Faculty titles to change after revisions approved to Syracuse University’s Faculty Manual

Kiran Ramsey | Digital Design Editor

Some faculty titles at Syracuse University are set to change after revisions to the Faculty Manual were approved by the University Senate.

Revisions have been approved to Syracuse University’s Faculty Manual concerning the titles of full-time, non-tenure-track faculty personnel and the process of making dean emeriti appointments.

The revisions were made at the recommendation of the University Senate and were approved by Chancellor Kent Syverud and Vice Chancellor and Provost Michele Wheatly.

According to the new policy the titles teaching professor, associate teaching professor and assistant teaching professor are now part of the non-tenure-track titles for full-time faculty.

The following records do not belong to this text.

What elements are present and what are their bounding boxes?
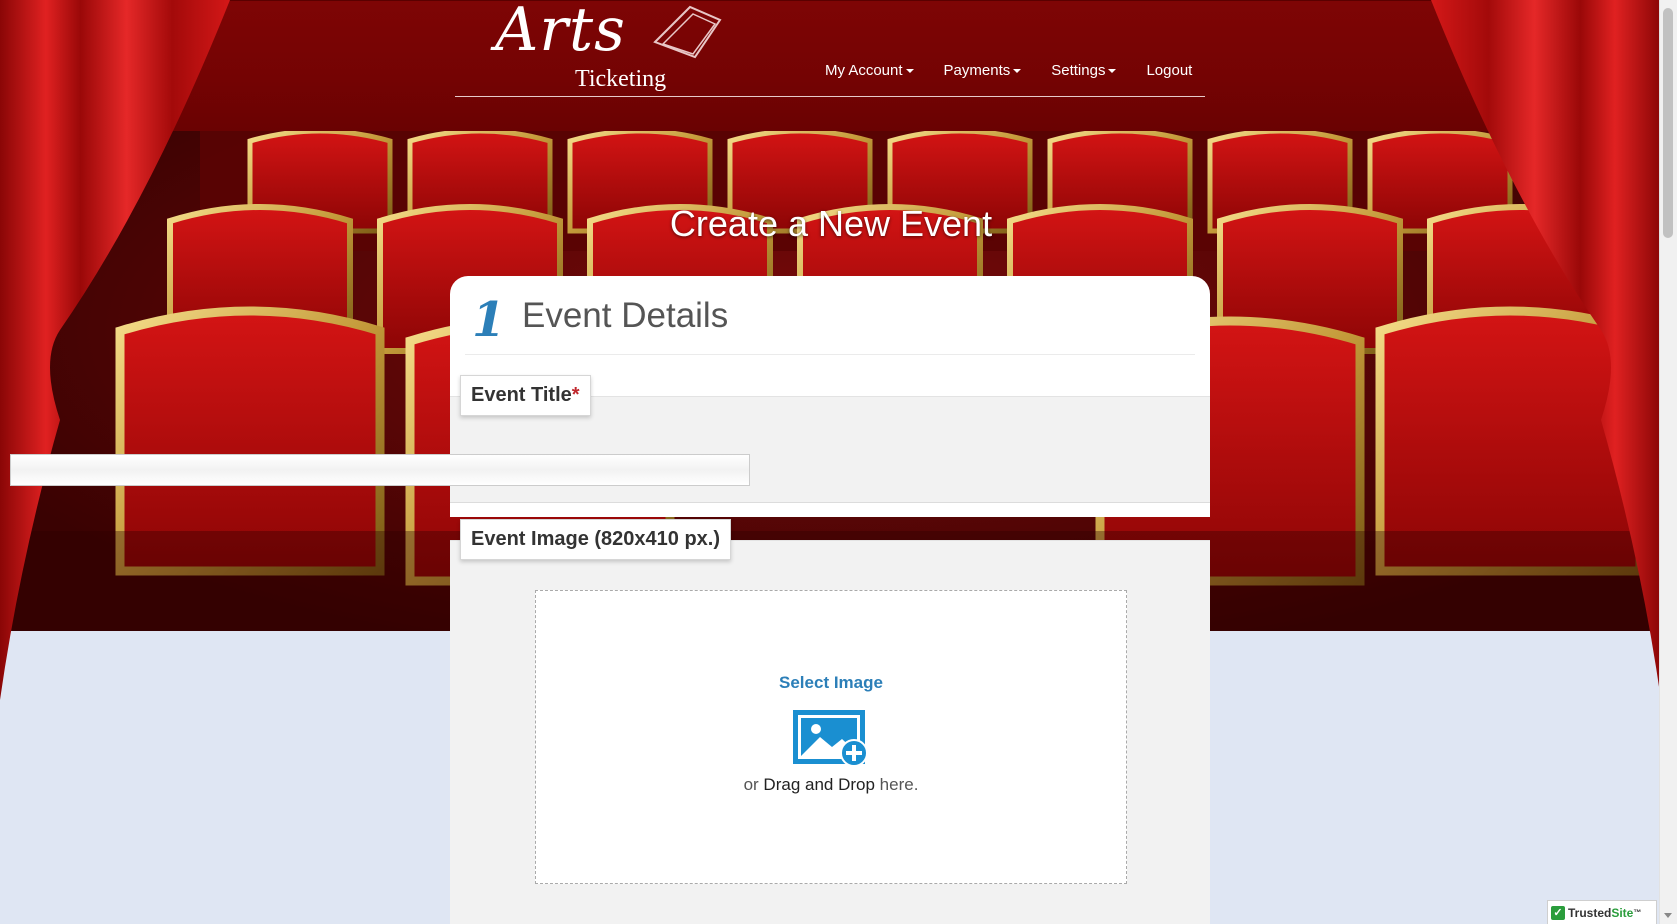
- nav-logout[interactable]: Logout: [1131, 62, 1207, 79]
- page-scrollbar[interactable]: [1659, 0, 1677, 924]
- caret-down-icon: [1013, 69, 1022, 74]
- badge-prefix: Trusted: [1568, 905, 1612, 920]
- logo-script-text: Arts: [495, 0, 626, 65]
- trusted-site-badge[interactable]: ✓ Trusted Site ™: [1547, 900, 1657, 924]
- select-image-link[interactable]: Select Image: [536, 673, 1126, 693]
- nav-divider: [455, 96, 1205, 97]
- nav-my-account[interactable]: My Account: [810, 62, 929, 79]
- image-add-icon[interactable]: [792, 709, 868, 767]
- drag-emphasis: Drag and Drop: [763, 775, 875, 794]
- page-title: Create a New Event: [669, 203, 993, 244]
- event-title-label: Event Title*: [460, 375, 591, 416]
- card-divider: [465, 354, 1195, 355]
- step-number: 1: [472, 292, 506, 348]
- event-image-label: Event Image (820x410 px.): [460, 519, 732, 560]
- scroll-down-arrow-icon[interactable]: [1664, 913, 1672, 918]
- nav-settings[interactable]: Settings: [1036, 62, 1131, 79]
- event-title-input[interactable]: [10, 454, 750, 486]
- nav-label: Settings: [1051, 62, 1106, 79]
- section-gap: [450, 502, 1210, 517]
- drag-suffix: here.: [879, 775, 919, 794]
- required-mark: *: [571, 384, 580, 406]
- card-title: Event Details: [522, 296, 729, 335]
- image-dropzone[interactable]: Select Image or Drag and Drop here.: [535, 590, 1127, 884]
- badge-brand: Site: [1611, 905, 1634, 920]
- caret-down-icon: [905, 69, 914, 74]
- caret-down-icon: [1108, 69, 1117, 74]
- logo-sub-text: Ticketing: [575, 66, 667, 92]
- event-title-label-text: Event Title: [471, 384, 572, 406]
- page: Arts Ticketing My Account Payments Setti…: [0, 0, 1677, 924]
- site-logo[interactable]: Arts Ticketing: [495, 0, 725, 98]
- badge-mark: ™: [1633, 908, 1642, 917]
- check-icon: ✓: [1551, 905, 1565, 920]
- nav-label: My Account: [825, 62, 903, 79]
- nav-label: Logout: [1146, 62, 1193, 79]
- main-nav: My Account Payments Settings Logout: [810, 62, 1207, 79]
- drag-prefix: or: [743, 775, 759, 794]
- nav-payments[interactable]: Payments: [929, 62, 1037, 79]
- ticket-icon: [653, 5, 722, 59]
- event-details-card: 1 Event Details Event Title* Event Image…: [450, 276, 1210, 924]
- drag-drop-hint: or Drag and Drop here.: [536, 775, 1126, 795]
- nav-label: Payments: [943, 62, 1011, 79]
- scrollbar-thumb[interactable]: [1663, 8, 1673, 238]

The titles assistant professor of practice, associate professor of practice and lecturer will be retired. Any faculty who currently have these titles will be reclassified during their next reappointment. But, the title of professor of practice will still be applied to non-tenure-track faculty who are distinguished professional practitioners and bring expertise to the classroom.

Assistant professor, associate professor and professor titles will only be appointed to tenure-track or tenured faculty.

Under the new policy the titles teaching professor, associate teaching professor and assistant teaching professor apply to full-time, non-tenure-track faculty that teach in a classroom or laboratory. Among their responsibilities must be holding regularly scheduled office hours, preparing and grading assignments and tests and contributing content of courses and syllabi. These faculty are not expected to conduct research, but this requirement may be different based on their school or college.

Teaching professors will not earn time toward their tenure, but may be eligible for professional development leave connected to the duties laid out in their contracts.

Each school or college will create a process for promotion within the guidelines of the revised Faculty Manual. The process must be approved by the senate, once approved the cases will be processed in each school or college.

Under the recommendations the process for appointing dean emeriti will be separate from the process to appoint faculty emeriti. Eligible dean emeriti candidates will be nominated by faculty and will then be approved by the University Senate Committee on Appointments and Promotions. Nominations will be forwarded to Syverud and Wheatly for endorsement and approval by the Senate and the Board of Trustees.

The changes are meant to promote a faculty driven approach to promoting dean emeriti.